Media naszego Sąsiada ze wschodu wciąż opiewają pierwszą wizytę monarchy Arabii Saudyjskiej w Moskwie sprzed kilku dni. Jednocześnie polscy dziennikarze jakby bojkotowali porozumienia między nimi. A jest o czym mówić i pisać, bo choć nie znamy szczegółów porozumień jesteśmy świadomi niedawnego sojuszu Saudów z USA i ich konfliktu z Rosją o panowanie nad Syrią. Co się zatem zmieniło, że Putin zbuduje Arabom fabrykę karabinków Kałasznikowa, a umowy z sektora energetycznego obliczane są na miliardy dolarów? O większości przemyśleń ponoć lepiej nie pisać, ale tajemnicą Polichinella jest główny motor napędowy gospodarek obydwu krajów. ,,Czarne złoto” i gaz, czyli dokładnie to co stanowi jeden z zasadniczych powodów amerykańskiego wsparcia dla idei budowy Między morza, z gazoportami w Świnoujściu i Rijece. Ropa i gaz. Biliardy dolarów, ale przede wszystkim paliwo urządzeń mechanicznych, w tym samochodów i czołgów, surowiec przemysłu chemicznego i grzewczego. Od plastyku komputera na którym szanowny Czytelnik śledzi te słowa po pestycydy, zapewniające wyżywienie gęsto zaludnionej Europy. To wreszcie słuszny kierunek ekspansji ,,Niedźwiedzia” jako mocarstwa dążącego do pozycji światowej, do niezamarzających portów i surowca, jakże ważnego dla jego eksportu i bytu dzisiejszych społeczeństw Zachodu. Stąd nie dziwią próby negocjacji co do ograniczenia wydobycia węglowodorów w państwach OPEC (z Arabią Saudyjską na czele) i Federacji Rosyjskiej, których porozumienie w tej sprawie może dowolnie sterować cenami tych surowców. I bynajmniej 7zł za litr benzyny 95 nie byłoby tu głównym problemem.

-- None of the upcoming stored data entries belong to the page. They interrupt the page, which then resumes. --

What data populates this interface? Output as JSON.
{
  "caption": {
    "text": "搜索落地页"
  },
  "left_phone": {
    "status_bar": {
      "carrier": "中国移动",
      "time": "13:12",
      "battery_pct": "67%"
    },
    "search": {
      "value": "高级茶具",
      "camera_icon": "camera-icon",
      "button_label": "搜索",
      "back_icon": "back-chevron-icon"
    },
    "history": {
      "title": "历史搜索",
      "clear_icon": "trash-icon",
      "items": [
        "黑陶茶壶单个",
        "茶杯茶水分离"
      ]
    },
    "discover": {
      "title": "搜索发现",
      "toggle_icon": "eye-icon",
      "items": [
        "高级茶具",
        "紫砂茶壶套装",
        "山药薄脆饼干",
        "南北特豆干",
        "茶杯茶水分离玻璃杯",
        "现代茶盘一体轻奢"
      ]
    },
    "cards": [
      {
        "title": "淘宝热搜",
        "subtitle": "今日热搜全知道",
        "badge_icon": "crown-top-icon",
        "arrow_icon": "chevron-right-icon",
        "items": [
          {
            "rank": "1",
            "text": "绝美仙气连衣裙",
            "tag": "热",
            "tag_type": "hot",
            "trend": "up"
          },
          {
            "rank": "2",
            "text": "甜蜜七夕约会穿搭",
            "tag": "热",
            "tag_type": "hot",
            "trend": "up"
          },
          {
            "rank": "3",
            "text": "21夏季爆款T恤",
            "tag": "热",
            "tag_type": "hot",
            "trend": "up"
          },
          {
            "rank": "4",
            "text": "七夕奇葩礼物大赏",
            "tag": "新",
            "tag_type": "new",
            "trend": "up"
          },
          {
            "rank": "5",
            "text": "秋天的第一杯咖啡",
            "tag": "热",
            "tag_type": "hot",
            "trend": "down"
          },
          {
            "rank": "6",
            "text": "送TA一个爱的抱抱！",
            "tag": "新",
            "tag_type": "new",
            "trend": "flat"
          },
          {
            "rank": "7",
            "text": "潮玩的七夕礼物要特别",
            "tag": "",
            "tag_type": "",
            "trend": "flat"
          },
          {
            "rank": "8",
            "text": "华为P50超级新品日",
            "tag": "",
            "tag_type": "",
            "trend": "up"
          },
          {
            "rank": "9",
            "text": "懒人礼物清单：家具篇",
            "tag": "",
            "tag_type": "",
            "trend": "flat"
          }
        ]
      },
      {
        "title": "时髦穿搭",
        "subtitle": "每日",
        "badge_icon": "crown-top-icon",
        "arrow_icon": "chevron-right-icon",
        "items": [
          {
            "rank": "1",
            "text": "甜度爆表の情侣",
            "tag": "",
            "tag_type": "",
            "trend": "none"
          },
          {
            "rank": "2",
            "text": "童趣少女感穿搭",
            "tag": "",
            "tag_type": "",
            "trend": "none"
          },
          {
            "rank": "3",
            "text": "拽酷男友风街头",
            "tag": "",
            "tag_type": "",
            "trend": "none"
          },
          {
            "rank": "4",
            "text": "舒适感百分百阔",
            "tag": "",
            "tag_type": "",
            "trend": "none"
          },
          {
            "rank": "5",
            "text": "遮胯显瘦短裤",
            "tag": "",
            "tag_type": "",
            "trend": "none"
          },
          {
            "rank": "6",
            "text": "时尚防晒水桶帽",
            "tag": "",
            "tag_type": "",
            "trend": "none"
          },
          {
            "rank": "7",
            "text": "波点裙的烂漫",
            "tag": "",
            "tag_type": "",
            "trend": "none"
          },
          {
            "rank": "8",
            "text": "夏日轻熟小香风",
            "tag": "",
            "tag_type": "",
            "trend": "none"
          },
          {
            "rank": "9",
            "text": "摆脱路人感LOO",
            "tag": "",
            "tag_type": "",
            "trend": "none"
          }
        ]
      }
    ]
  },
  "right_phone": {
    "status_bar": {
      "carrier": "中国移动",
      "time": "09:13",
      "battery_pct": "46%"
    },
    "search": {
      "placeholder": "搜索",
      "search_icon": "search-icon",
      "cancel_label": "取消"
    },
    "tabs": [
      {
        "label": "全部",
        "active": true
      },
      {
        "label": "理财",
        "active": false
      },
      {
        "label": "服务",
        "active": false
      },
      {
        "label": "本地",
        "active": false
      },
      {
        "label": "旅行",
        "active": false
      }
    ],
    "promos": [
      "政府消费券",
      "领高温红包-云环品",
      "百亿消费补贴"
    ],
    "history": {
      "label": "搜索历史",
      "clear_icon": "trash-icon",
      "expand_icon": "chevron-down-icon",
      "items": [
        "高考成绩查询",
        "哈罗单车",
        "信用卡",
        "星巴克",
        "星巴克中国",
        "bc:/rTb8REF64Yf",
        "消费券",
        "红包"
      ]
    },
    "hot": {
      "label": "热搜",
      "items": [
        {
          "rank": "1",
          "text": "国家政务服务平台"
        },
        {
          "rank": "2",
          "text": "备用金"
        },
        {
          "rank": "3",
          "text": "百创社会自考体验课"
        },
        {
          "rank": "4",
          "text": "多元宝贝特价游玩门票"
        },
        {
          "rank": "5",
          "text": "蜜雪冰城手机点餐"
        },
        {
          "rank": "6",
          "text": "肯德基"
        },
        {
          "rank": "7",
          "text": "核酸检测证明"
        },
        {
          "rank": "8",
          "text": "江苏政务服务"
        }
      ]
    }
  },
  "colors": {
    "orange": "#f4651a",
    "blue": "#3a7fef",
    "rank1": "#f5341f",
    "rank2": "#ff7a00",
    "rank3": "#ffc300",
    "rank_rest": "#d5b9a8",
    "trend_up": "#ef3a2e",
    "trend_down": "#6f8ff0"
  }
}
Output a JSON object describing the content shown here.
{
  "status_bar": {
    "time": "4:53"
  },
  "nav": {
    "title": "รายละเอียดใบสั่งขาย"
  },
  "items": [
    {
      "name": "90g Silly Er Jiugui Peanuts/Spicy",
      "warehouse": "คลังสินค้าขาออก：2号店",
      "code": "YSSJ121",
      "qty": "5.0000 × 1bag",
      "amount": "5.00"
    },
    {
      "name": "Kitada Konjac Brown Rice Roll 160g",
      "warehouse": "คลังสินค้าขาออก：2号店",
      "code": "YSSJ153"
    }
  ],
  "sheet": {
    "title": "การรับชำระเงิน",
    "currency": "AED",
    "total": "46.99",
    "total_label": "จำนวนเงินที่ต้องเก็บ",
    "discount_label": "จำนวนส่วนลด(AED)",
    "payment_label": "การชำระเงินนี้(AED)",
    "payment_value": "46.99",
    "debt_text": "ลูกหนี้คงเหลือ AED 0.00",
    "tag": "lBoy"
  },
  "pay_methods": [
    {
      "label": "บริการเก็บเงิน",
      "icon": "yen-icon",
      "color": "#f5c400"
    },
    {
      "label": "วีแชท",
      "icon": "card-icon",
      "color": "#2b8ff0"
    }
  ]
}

Oczywiście jest jeszcze jeden gracz, który opanował handel ropą do perfekcji, sprzedając jej znacznie więcej niż wydobywa, a dzięki technologii (i obszarom niezamieszkałym) stał się eksportem gazu łupkowego. Stany Zjednoczone Ameryki Północnej. Dziś główny sojusznik Polski i Europy Środkowo-Wschodniej, główny sojusznik budowy Międzymorza. Zwłaszcza wobec fiaska chińskiej polityki w naszej okolicy. Nie przypadkiem Trump mówił o konkurencyjności kosztów siły napędowej gospodarki światowej początków XXI w. i szansach związanych z energetycznym Międzymorzem. Przecież czy już III Rzesza, a zwłaszcza Japonia nie zostały pobite dzięki ich odcięciu od dostaw paliwa? Patrzmy zatem uważnie co będzie działo się na rynku ropy, bo jeśli faktycznie zbliża się III Wojna Światowa, poprzedzi ją ,,zajmowanie pozycji” właśnie na polu zaopatrzenie w siłę napędową. Bo zdaje się, że już niedługo przewagę będzie miał ten, kto podporządkuje sobie węglowodory. A Międzymorze jest jedną, być może z ważniejszych, partii szachów naszych czasów.